Say, for example, these 2 labelers have the same answer for Q1 but different answers for Q2 and Q3.

464

Labeler 1

504

Labeler 2

For classifications, the consensus agreement is calculated based on how many unique answer schemas are selected by all labelers.

  • Q1-A: 1 (both labelers picked this answer)

  • Q1-B: N/A (neither labeler picked this answer) <-- not included in the final calculation.

  • Q2-A: 0 (Labeler 1 selected, Labeler 2 did not)

  • Q2-B: 0 (Labeler 2 selected, Labeler 1 did not)

  • Q3-A: 0 (Labeler 1 selected, Labeler 2 did not)

  • Q3-B: 0 (Labeler 2 selected, Labeler 1 did not)

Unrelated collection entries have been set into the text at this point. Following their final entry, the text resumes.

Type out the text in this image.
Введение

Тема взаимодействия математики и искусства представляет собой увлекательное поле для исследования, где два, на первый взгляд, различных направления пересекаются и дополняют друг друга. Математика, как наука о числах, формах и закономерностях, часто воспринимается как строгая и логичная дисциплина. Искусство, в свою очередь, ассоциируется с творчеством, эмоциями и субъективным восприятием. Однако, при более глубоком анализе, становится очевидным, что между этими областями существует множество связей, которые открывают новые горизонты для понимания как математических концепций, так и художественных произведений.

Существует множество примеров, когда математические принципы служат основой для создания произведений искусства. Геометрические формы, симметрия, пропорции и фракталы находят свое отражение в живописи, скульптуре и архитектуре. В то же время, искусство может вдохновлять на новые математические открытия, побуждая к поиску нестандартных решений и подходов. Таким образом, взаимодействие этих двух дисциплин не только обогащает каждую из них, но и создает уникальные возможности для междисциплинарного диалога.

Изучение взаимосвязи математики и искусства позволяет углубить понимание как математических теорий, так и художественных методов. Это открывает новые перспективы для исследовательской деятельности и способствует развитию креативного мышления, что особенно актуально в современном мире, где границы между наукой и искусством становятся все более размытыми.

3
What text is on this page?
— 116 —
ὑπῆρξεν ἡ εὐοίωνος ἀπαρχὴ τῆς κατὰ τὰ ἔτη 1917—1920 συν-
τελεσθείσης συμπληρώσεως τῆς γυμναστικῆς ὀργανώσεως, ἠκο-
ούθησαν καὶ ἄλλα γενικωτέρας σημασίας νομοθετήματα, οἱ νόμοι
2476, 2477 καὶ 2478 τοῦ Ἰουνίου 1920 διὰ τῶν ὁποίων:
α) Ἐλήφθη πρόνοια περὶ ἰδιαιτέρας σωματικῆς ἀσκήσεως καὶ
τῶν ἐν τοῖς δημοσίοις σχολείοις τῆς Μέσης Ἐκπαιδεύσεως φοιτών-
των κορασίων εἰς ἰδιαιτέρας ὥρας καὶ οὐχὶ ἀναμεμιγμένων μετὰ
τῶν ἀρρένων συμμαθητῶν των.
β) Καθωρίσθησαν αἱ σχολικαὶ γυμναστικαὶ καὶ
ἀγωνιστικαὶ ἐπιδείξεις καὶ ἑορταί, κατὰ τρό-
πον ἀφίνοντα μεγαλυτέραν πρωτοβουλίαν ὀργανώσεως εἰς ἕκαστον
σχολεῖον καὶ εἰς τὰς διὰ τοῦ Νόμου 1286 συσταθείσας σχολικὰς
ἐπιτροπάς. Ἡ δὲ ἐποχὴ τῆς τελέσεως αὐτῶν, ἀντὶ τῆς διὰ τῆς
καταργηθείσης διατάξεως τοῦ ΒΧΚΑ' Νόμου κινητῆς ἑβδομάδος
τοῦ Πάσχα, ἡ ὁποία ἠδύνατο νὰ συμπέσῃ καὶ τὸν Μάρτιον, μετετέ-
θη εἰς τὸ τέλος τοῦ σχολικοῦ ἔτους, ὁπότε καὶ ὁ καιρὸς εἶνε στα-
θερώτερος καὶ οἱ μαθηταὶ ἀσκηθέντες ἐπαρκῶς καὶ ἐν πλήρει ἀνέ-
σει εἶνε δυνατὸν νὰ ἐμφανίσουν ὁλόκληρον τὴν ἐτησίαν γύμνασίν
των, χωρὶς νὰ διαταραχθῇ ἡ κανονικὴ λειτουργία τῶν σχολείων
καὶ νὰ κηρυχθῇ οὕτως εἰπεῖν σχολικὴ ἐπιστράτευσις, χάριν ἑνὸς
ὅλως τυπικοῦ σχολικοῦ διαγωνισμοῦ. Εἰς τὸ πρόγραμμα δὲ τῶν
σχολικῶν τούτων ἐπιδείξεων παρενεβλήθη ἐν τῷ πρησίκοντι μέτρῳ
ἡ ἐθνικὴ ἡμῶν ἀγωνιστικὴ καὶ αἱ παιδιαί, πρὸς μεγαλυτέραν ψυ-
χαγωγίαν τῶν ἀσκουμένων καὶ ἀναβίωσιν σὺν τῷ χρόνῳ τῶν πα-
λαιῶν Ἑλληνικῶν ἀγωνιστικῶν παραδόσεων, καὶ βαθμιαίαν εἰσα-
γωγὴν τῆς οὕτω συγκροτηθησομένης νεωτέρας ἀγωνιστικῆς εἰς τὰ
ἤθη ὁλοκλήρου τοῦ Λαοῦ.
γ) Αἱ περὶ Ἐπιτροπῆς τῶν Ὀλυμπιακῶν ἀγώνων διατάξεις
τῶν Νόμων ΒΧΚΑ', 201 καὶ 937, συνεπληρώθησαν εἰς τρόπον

So the final consensus calculation for the classifications on Image X is:

(1 + 0 + 0 + 0 + 0) / 5 = .20

How is the consensus score calculated for objects + classifications?

Labelbox averages the scores for each annotation class (object-type & classification-type) to create an overall score for the asset. Each annotation class is weighted equally. Below is a simplified example.

Consensus score = (annotation class agreement + radio class agreement) / total annotation classes

0.795 = (0.59 + 1.00) / 2

You can use the metric as an initial indicator of label quality, the clarity of your ontology, and/or the clarity of your labeling instructions.